Lights in Cold Rooms
During Covid, depression increased exponentially among aging women. For many, including Joan Cusack Handler, quarantine precluded the preferred treatment of psychotherapy. As a licensed psychologist with forty years’ experience treating patients, Handler turned to her own pathology to teach herself and others how to survive emotionally. Anxiety and a sense of impending mortality intensified as she faced the death of her older sister and the guilt that erupted when she learned that no memorial service was possible. Lights in Cold Rooms chronicles Handler’s confrontation with 80 years of complex family dynamics and often difficult love, and explores the path she took to work through depression and ultimately return to wellness.
Reviews
With courage as her method and writing as her tool, poet and psychologist Joan Cusack Handler creates a memoir of the unconscious life in the splendidly candid Lights in Cold Rooms. Handler faced a crisis in her own mental health as she aged, and as a palliative she undertook a review of her family relationships, shining a therapist’s light, with a poet’s metaphors, into the cold rooms of the past. This book, “the homework of therapy,” as she calls it, has spine. Handler's rich insights and vigorous willingness to examine life with spirit and gratitude make Lights in Cold Rooms a book for all of us as we accumulate the layers of our years.
Author of The Analyst and The Widow’s Crayon Box
As an account of a woman grappling with depression, this book is compelling in its unflinching honesty. It is, however, more than that. Handler delves into the tangle of a mother and two daughters—how the wages of love and loss, of compassion and alienation, play out over the course of a lifetime and how a degree of wisdom is possible for someone who is willing to look deep and hard. Being balanced about our suffering is one of the great challenges in this world, and Handler meets that challenge with grace.

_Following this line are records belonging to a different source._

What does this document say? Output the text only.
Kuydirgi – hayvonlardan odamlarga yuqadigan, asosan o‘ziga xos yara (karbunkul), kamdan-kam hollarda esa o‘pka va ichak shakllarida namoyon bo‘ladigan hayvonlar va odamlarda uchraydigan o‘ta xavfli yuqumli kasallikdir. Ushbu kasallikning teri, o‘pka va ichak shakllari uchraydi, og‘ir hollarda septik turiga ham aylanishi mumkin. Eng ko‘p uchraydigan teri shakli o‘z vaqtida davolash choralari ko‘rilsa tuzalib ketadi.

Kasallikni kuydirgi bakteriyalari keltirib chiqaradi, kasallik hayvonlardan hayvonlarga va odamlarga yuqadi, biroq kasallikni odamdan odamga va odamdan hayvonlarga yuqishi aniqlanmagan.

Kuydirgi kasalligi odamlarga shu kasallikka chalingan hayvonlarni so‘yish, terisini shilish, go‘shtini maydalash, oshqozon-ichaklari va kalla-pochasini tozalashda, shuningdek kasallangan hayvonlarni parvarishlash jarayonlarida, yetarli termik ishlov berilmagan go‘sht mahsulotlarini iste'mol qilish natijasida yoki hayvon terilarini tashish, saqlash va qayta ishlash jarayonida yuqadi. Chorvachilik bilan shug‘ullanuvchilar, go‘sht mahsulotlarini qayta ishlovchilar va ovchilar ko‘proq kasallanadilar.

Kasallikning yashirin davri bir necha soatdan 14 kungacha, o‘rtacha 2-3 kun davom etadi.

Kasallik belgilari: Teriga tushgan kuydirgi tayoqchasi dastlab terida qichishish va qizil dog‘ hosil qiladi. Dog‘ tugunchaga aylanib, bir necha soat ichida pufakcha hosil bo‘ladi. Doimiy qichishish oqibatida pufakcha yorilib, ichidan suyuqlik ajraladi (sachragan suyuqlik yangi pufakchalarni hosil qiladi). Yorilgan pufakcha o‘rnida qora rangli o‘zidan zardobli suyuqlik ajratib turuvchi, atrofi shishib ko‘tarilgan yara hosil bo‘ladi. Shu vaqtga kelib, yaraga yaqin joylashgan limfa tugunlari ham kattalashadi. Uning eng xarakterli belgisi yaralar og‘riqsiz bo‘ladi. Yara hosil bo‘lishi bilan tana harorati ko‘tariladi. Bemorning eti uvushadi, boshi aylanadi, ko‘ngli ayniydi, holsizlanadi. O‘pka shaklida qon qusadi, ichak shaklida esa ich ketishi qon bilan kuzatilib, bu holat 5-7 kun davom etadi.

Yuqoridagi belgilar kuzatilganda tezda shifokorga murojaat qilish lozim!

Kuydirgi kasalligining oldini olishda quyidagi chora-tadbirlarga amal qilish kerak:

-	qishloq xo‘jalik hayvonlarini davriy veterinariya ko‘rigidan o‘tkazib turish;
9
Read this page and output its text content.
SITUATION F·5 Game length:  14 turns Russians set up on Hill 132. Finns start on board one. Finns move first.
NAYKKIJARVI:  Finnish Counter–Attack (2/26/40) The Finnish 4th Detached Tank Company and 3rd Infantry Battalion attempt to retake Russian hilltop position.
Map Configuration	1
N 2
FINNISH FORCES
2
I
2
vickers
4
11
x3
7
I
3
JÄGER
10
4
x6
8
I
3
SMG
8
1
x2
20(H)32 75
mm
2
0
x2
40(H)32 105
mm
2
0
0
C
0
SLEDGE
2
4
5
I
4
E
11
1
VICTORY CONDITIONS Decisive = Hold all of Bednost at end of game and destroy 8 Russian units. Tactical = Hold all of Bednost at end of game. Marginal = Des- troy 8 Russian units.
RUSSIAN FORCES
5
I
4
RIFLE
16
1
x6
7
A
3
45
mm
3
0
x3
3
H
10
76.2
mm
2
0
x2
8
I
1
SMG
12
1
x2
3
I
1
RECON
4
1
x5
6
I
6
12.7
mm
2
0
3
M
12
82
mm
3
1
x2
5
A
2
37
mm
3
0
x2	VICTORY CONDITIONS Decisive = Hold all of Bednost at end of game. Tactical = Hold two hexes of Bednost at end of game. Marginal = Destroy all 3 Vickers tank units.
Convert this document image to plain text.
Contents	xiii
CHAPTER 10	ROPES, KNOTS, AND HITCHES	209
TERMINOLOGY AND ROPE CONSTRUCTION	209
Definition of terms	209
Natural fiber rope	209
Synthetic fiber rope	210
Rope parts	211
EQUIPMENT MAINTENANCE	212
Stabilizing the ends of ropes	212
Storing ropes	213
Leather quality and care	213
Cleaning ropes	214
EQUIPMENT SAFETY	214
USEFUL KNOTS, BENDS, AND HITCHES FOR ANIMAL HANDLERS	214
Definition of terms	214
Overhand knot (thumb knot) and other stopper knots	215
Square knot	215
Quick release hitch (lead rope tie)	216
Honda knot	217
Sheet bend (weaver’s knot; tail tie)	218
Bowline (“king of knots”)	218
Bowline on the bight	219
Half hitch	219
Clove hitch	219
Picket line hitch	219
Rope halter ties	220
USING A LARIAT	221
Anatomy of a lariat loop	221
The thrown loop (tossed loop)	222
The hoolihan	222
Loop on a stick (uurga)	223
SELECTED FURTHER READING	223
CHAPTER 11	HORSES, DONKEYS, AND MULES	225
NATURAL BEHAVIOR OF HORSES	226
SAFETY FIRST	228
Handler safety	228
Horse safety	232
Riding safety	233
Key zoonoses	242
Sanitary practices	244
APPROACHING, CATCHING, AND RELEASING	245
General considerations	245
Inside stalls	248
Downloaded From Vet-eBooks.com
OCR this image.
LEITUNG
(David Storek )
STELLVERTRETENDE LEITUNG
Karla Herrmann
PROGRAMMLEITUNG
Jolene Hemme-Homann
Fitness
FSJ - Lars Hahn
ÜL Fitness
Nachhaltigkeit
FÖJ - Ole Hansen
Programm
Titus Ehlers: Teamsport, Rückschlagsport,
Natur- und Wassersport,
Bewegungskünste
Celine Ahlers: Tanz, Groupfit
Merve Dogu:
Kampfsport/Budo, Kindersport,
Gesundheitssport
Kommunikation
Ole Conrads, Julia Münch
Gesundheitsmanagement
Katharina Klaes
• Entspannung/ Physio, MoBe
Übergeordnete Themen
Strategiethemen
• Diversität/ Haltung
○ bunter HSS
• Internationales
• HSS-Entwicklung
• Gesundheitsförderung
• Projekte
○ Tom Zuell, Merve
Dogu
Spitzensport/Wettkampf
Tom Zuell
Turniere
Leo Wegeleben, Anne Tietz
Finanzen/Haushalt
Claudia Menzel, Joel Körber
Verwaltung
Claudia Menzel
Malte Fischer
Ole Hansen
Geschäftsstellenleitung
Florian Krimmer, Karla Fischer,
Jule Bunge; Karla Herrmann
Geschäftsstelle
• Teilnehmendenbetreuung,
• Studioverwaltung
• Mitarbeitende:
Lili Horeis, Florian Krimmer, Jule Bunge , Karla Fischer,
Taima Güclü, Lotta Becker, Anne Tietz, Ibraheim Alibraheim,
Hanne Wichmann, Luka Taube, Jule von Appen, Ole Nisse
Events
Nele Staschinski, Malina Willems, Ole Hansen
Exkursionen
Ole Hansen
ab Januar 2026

Author of The History Hotel
In her compelling memoir, Handler dons two hats. The first is as a poet who enriches the text with her beautiful poetic flair. The second, her psychologist's hat, enables her to dive with courage into her feelings and thoughts. Handler shares with the readers her early years growing up with hardworking Irish immigrant parents, who struggle to support a family of six and are frequently harsh on the children. However, as Joan enters adolescence, her mother introduces joy to her life by designing and sewing beautiful clothes for her. Similarly, Handler is able to enjoy her stern father's wisdom and kindness in his later years. We also learn about the universal struggle of sibling rivalry as well as the devastating loss of her sister during COVID. In this way, Handler enables and inspires readers to integrate the good and bad experiences with family members into a whole, and we are inspired by Joan's gift of counteracting pain and suffering with the wisdom of seeking and finding love and happiness.